July 31, 1998|By Joe Nawrozki | Joe Nawrozki,SUN STAFF

A coalition of residents and business owners is raising new concerns about a proposed $5.4 million face lift for Eastern Boulevard -- called the "gateway" to Baltimore County's east side.

County officials' plan to overhaul 1.7 miles of the boulevard from Selig Avenue to Martin Boulevard with sidewalks, curbs and trees is largely welcomed in an area hard hit by the loss of jobs and depressed business prospects.

But traffic pattern changes at openings in the grass median strip and the elimination of road shoulders have prompted coalition leaders to launch a petition drive against the proposal.

Several merchants also continue to complain about the loss of parking space.

"This project was supposed to enhance the area, not further destroy it," said Joseph DiCara, an Essex native and candidate for the House of Delegates, during a community meeting that drew 150 people this week.

Construction of the east side streetscape, the most ambitious such project in county history, is scheduled to start in September. During the past four years, County Executive C. A. Dutch Ruppersberger has pumped $146 million into eastern Baltimore County, an area long neglected by previous administrations.

Riverdale Village, a dilapidated apartment complex on Eastern Boulevard, is nearly razed, and new housing is expected to be built there. White Marsh Boulevard, also known as Route 43, will eventually be extended from Interstate 95 to Eastern Boulevard. And Ruppersberger wants a tourist attraction developed along the county's 173-mile-long shoreline.

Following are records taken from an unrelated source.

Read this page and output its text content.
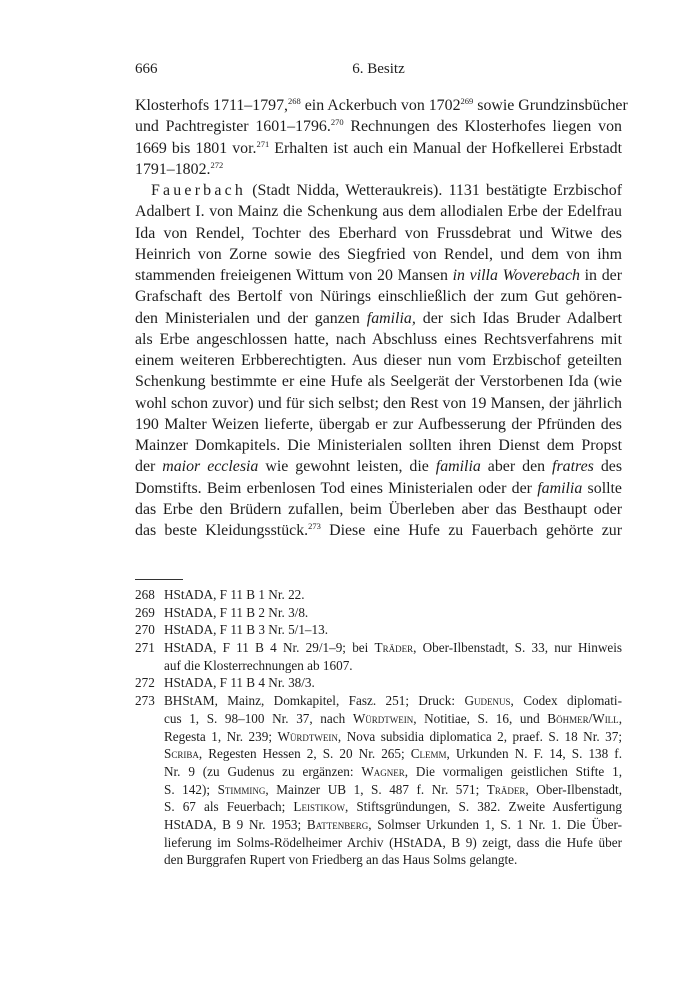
666	6. Besitz
Klosterhofs 1711–1797,$^{268}$ ein Ackerbuch von 1702$^{269}$ sowie Grundzinsbücher
und Pachtregister 1601–1796.$^{270}$ Rechnungen des Klosterhofes liegen von
1669 bis 1801 vor.$^{271}$ Erhalten ist auch ein Manual der Hofkellerei Erbstadt
1791–1802.$^{272}$
Fauerbach (Stadt Nidda, Wetteraukreis). 1131 bestätigte Erzbischof
Adalbert I. von Mainz die Schenkung aus dem allodialen Erbe der Edelfrau
Ida von Rendel, Tochter des Eberhard von Frussdebrat und Witwe des
Heinrich von Zorne sowie des Siegfried von Rendel, und dem von ihm
stammenden freieigenen Wittum von 20 Mansen in villa Woverebach in der
Grafschaft des Bertolf von Nürings einschließlich der zum Gut gehören-
den Ministerialen und der ganzen familia, der sich Idas Bruder Adalbert
als Erbe angeschlossen hatte, nach Abschluss eines Rechtsverfahrens mit
einem weiteren Erbberechtigten. Aus dieser nun vom Erzbischof geteilten
Schenkung bestimmte er eine Hufe als Seelgerät der Verstorbenen Ida (wie
wohl schon zuvor) und für sich selbst; den Rest von 19 Mansen, der jährlich
190 Malter Weizen lieferte, übergab er zur Aufbesserung der Pfründen des
Mainzer Domkapitels. Die Ministerialen sollten ihren Dienst dem Propst
der maior ecclesia wie gewohnt leisten, die familia aber den fratres des
Domstifts. Beim erbenlosen Tod eines Ministerialen oder der familia sollte
das Erbe den Brüdern zufallen, beim Überleben aber das Besthaupt oder
das beste Kleidungsstück.$^{273}$ Diese eine Hufe zu Fauerbach gehörte zur
268 HStADA, F 11 B 1 Nr. 22.
269 HStADA, F 11 B 2 Nr. 3/8.
270 HStADA, F 11 B 3 Nr. 5/1–13.
271 HStADA, F 11 B 4 Nr. 29/1–9; bei Träder, Ober-Ilbenstadt, S. 33, nur Hinweis
auf die Klosterrechnungen ab 1607.
272 HStADA, F 11 B 4 Nr. 38/3.
273 BHStAM, Mainz, Domkapitel, Fasz. 251; Druck: Gudenus, Codex diplomati-
cus 1, S. 98–100 Nr. 37, nach Würdtwein, Notitiae, S. 16, und Böhmer/Will,
Regesta 1, Nr. 239; Würdtwein, Nova subsidia diplomatica 2, praef. S. 18 Nr. 37;
Scriba, Regesten Hessen 2, S. 20 Nr. 265; Clemm, Urkunden N. F. 14, S. 138 f.
Nr. 9 (zu Gudenus zu ergänzen: Wagner, Die vormaligen geistlichen Stifte 1,
S. 142); Stimming, Mainzer UB 1, S. 487 f. Nr. 571; Träder, Ober-Ilbenstadt,
S. 67 als Feuerbach; Leistikow, Stiftsgründungen, S. 382. Zweite Ausfertigung
HStADA, B 9 Nr. 1953; Battenberg, Solmser Urkunden 1, S. 1 Nr. 1. Die Über-
lieferung im Solms-Rödelheimer Archiv (HStADA, B 9) zeigt, dass die Hufe über
den Burggrafen Rupert von Friedberg an das Haus Solms gelangte.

After two meetings with residents and merchants, county officials have made minor changes in the plan to refurbish the stretch of Eastern Boulevard. But complaints now focus on plans to eliminate highway shoulders and replace them with 5-foot-wide sidewalks.

"Where do emergency vehicles go, how will school buses pick up and drop off children, and where will drivers go if they have a flat tire?" asked Janice Hundt, owner of a liquor store and vehicle title and tag service at 1701 Eastern Blvd.

Residents of Hawthorne have also discovered that an opening in the median strip used by motorists to turn from Eastern Boulevard onto Volz and Harrison avenues would be closed.

In addition, an opening would be eliminated near Our Lady of JTC Mount Carmel Roman Catholic Church, where vehicles arrive and leave for school and church services.

Despite the concerns, Nancy Hubers, a local business leader and candidate for a House seat, urged the coalition not to risk losing the badly needed streetscape.

"Our image was tarnished over the years, and we were so proud to receive $5 million," she said. "We have to get our message across about the flaws in this plan, but we certainly don't want to lose it."